Knowing he’s got a song to write helps him look at her and say, “No.”
“What’s her name?” Natalie says.
“This is stupid.”
“Not as stupid as what I’m going to do if you don’t tell me.” She points at the blanket.
“Have fun, then,” Jones says.
She jumps at him, and before he can move she tosses the rest of her wine in his face.
Eads starts laughing. “Come on over, y’all. Plenty of room.”
Jones wipes the wine from his eyes.
“Tell me what her name is,” she says.
He shouldn’t say it. Everybody’s listening. Don’t do it.
Arnett rears back to hit her with the pistol. She blocks her face, but nothing happens.
“God, fuck it,” he says. “You know I only do this because I love you. Everything I do, it’s because I love you.”
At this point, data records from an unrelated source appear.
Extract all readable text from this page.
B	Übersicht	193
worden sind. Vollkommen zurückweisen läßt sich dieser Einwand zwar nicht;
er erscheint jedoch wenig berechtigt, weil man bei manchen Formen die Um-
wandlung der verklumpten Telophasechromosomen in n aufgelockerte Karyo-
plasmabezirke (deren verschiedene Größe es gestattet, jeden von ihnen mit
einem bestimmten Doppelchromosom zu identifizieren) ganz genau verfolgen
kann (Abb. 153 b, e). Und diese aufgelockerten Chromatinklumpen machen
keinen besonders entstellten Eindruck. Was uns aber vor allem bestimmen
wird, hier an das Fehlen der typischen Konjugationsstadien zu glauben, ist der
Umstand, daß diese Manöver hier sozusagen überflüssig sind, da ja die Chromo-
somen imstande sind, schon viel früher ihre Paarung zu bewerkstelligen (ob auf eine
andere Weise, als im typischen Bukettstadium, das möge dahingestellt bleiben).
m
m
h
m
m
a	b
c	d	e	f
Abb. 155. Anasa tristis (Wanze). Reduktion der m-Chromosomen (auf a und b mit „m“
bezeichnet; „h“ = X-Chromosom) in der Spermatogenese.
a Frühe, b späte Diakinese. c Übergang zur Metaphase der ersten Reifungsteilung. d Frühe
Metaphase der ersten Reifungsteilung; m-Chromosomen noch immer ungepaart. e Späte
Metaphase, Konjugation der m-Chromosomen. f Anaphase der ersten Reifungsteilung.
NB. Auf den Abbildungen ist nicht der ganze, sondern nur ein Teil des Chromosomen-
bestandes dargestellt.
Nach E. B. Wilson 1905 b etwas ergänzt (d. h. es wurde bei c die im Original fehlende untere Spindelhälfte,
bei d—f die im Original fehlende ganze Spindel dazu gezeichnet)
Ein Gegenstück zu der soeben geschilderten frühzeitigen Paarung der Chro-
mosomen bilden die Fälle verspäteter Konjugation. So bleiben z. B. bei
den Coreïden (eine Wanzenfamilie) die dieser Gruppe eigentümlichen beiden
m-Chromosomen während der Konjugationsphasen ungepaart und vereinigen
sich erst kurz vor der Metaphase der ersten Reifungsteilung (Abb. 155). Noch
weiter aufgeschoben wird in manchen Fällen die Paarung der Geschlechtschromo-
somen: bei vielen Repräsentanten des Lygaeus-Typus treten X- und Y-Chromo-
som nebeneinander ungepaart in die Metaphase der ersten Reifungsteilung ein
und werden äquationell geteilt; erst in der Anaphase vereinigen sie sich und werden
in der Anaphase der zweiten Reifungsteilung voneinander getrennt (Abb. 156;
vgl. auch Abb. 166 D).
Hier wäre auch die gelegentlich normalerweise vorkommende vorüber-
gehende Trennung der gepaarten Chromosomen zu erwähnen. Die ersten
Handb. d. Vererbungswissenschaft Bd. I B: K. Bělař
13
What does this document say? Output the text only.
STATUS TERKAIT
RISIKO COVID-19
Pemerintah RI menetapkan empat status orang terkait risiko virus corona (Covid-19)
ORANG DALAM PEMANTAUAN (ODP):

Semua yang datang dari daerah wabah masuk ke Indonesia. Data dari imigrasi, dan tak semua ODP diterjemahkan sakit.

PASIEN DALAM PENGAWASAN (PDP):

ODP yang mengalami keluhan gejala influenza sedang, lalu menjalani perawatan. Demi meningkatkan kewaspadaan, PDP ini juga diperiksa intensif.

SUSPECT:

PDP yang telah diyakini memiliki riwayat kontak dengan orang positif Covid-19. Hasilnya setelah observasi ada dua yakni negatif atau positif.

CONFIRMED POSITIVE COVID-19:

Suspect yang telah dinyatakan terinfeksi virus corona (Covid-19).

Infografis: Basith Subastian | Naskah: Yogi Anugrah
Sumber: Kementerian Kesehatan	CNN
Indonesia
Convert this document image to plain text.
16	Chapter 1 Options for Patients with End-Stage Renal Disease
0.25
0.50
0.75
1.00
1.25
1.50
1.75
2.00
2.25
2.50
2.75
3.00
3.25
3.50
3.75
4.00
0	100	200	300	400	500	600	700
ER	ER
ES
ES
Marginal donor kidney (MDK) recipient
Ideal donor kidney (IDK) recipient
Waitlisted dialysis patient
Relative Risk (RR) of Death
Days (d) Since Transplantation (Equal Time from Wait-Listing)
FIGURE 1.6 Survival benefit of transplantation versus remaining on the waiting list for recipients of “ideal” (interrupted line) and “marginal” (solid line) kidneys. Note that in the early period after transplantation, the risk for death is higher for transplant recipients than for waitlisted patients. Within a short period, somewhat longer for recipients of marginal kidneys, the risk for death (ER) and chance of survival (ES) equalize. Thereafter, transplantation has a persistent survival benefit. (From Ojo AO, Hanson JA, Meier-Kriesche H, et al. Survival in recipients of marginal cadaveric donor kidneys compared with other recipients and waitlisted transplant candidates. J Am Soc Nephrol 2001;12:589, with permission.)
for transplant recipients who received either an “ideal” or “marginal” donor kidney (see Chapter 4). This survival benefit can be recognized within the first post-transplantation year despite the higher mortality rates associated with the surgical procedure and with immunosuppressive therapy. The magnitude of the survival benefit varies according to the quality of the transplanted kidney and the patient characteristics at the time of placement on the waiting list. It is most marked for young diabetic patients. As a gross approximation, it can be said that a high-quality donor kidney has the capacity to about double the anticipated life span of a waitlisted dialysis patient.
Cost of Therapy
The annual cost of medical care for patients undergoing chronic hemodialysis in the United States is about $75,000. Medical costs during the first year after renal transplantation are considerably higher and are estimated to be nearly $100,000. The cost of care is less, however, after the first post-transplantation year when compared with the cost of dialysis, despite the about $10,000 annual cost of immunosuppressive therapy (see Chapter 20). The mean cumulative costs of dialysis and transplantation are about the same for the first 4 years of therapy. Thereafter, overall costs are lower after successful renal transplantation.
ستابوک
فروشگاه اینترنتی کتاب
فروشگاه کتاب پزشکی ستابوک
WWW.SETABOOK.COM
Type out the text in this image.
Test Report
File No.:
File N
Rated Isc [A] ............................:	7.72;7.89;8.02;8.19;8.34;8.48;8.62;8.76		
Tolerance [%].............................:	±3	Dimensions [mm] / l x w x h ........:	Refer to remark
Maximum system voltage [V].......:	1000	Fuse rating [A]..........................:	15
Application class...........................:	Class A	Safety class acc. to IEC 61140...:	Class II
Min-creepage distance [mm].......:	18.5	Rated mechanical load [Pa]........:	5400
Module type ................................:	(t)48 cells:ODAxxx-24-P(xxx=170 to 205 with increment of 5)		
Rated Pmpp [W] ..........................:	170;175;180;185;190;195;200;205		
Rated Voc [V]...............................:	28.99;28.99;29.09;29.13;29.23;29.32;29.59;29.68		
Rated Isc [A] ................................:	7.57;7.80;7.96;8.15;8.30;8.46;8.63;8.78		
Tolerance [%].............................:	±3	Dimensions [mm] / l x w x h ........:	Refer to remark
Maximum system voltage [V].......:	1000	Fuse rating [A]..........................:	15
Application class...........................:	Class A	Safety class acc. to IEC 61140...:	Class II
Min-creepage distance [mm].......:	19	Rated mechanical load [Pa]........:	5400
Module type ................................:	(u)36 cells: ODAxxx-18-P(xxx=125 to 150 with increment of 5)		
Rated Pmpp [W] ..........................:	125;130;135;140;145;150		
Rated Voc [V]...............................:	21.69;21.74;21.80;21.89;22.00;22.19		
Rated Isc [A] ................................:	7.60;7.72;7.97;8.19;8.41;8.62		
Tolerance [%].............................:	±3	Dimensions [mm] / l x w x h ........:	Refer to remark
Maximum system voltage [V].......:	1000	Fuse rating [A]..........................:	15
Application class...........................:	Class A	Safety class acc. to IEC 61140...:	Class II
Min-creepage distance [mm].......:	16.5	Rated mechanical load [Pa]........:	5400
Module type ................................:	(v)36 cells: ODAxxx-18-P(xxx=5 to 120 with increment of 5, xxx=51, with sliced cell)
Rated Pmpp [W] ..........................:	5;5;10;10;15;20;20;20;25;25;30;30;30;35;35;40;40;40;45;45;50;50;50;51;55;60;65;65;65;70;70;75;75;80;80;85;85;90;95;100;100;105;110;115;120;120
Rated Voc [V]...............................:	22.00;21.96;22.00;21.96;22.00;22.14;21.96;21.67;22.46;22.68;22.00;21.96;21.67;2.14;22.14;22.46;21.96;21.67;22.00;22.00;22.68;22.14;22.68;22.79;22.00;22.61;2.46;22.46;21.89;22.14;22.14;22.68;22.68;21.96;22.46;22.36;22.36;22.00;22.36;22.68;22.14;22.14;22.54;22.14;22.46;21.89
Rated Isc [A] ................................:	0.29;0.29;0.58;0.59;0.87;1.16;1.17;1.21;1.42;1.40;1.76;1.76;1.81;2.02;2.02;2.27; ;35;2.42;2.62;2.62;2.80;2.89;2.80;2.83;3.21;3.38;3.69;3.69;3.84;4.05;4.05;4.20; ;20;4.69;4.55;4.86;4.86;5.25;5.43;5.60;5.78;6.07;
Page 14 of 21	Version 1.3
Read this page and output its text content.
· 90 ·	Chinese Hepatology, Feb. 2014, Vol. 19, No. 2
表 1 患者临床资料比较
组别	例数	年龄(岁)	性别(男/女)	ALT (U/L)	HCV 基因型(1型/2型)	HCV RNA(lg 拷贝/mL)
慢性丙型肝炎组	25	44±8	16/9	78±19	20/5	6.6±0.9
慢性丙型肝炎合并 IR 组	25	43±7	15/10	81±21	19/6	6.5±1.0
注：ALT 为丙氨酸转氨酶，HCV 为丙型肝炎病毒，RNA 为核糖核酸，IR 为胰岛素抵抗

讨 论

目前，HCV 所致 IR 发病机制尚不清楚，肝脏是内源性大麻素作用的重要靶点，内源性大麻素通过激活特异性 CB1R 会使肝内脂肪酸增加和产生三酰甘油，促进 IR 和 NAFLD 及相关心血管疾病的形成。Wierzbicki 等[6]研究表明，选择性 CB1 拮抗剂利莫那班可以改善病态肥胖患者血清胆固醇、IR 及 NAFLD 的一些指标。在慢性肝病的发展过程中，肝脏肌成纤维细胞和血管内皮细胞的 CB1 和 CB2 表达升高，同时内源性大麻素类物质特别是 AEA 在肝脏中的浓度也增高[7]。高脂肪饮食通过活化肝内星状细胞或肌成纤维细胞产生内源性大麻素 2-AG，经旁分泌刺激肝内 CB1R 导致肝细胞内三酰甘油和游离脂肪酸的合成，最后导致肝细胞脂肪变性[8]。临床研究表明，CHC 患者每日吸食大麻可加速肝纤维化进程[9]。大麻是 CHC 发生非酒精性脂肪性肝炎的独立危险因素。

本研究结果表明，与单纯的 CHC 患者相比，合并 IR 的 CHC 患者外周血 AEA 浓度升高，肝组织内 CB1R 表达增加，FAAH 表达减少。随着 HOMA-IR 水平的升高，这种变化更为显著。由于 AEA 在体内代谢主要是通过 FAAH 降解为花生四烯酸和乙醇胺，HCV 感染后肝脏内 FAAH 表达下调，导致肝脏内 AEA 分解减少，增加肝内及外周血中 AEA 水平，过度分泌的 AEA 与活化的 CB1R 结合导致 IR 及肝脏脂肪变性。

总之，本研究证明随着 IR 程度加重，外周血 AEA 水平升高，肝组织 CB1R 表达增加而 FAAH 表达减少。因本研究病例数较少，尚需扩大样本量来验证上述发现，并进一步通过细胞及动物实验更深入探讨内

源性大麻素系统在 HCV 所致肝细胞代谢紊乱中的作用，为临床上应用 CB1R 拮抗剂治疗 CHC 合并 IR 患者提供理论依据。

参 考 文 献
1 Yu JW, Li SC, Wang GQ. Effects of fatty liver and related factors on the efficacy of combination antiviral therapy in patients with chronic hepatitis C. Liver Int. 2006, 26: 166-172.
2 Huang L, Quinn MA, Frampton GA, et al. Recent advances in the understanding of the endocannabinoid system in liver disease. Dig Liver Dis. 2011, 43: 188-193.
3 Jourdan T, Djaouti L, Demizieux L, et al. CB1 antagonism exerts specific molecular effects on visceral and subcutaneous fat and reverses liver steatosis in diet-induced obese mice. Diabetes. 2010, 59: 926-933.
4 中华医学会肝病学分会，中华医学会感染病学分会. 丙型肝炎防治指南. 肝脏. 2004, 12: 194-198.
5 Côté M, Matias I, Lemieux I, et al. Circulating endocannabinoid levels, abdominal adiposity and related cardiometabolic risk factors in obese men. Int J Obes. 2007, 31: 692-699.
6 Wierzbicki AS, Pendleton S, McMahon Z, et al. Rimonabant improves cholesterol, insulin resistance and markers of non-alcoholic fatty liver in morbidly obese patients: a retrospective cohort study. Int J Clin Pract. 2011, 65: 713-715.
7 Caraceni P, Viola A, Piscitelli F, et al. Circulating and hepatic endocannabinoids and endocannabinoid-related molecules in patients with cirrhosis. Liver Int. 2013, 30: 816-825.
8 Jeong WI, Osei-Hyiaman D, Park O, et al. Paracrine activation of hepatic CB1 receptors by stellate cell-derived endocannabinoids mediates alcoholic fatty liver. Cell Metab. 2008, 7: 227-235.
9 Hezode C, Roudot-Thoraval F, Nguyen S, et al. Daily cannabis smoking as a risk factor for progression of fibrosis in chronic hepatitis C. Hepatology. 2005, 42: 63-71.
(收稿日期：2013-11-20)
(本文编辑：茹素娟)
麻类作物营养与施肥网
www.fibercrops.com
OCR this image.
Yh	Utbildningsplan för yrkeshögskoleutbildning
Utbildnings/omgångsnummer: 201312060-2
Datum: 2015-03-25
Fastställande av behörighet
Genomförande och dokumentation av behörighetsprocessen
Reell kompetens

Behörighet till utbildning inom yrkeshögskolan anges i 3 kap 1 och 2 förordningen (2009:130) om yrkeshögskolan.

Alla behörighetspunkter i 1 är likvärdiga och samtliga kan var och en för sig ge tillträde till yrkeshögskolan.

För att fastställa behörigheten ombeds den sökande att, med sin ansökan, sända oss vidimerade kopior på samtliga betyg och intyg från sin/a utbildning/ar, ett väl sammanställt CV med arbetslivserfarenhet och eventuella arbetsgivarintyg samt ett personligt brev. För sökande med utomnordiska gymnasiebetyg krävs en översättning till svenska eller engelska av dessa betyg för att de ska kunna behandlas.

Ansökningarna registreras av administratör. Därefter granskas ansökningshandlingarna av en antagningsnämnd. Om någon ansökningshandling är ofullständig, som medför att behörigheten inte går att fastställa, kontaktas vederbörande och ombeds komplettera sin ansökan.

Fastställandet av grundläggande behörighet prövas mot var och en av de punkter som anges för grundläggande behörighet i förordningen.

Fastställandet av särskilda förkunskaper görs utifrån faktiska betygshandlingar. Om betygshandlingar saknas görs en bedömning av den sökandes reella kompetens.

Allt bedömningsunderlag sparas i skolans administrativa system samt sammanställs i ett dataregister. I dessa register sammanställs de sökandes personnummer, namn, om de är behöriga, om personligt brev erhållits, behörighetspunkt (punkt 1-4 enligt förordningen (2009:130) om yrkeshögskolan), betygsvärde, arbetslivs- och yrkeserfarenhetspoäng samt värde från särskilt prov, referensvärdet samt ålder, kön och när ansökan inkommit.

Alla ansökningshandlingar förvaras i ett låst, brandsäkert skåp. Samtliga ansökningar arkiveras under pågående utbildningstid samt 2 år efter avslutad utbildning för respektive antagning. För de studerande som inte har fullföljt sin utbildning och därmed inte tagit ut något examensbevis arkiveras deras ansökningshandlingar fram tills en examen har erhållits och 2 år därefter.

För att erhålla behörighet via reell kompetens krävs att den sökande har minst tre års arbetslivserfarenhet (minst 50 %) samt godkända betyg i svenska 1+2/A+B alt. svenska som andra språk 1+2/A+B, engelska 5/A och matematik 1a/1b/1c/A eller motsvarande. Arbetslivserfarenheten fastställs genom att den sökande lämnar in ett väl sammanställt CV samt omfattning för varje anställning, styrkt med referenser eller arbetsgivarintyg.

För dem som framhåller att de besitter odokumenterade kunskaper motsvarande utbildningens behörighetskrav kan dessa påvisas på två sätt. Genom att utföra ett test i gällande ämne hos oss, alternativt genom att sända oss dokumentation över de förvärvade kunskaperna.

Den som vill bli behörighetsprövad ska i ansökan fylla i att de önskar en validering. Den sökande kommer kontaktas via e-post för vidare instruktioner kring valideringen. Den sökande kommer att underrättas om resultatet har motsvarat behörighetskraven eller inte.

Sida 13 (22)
“If you did, we wouldn’t be here like this. You got me trapped in a motel room, and all you do is pretend you’re gonna hit me? Do it or don’t. Just quit pretending.”
“There ain’t no going back.” He paces in front of her. “What’s done is done.”
“It ain’t done,” she says. “Please.”
“Say some more words and I’ll put a bullet through your tongue. Say fucking words! You hear me now?”
“What am I supposed to do?” she says. “All you ever did was torture me.”
“Bull fucking horse shit.”
The gun’s still on her but he seems to be listening now. “Put it down,” she says.
“You asked for every single thing I ever did to you.”
“Look at us,” she says. “You with a gun. How’s this making things better?”
“Last night,” he says. “Let’s start there and go backwards.”
“I was right here.”
“With who?”
“None of your business,” she says. “Besides, nobody.”
“Oh, it’s definitely my business.” Arnett steps at her with the pillow and she pushes herself up, her knees hurting from sitting folded and all her nerves going, like she’s about to shit herself. She grabs for the pillow, expecting a bullet, but he pulls it away. She lunges at him and a flashing explosion stops them both. The smell of burnt hair fills the room, a high-pitched ringing in her ears. Pieces from the wall behind her crumble onto the floor.
“I told you hush,” he says.
The shot glanced her shoulder, knocked her back a few feet. She puts her hand over the pain moving and growing like a burning web. “You shot me?” she says.
“No I didn’t.”
She keeps her hand over the pumping blood. “God,” she says. “My God.”
“Always disagreeing with me. I give you a place to live, and all you give me is what?”
“I gotta sit down.”
“Do that.”
She folds into the chair over in the corner and it feels like her feet aren’t there. This, she understands, is shock.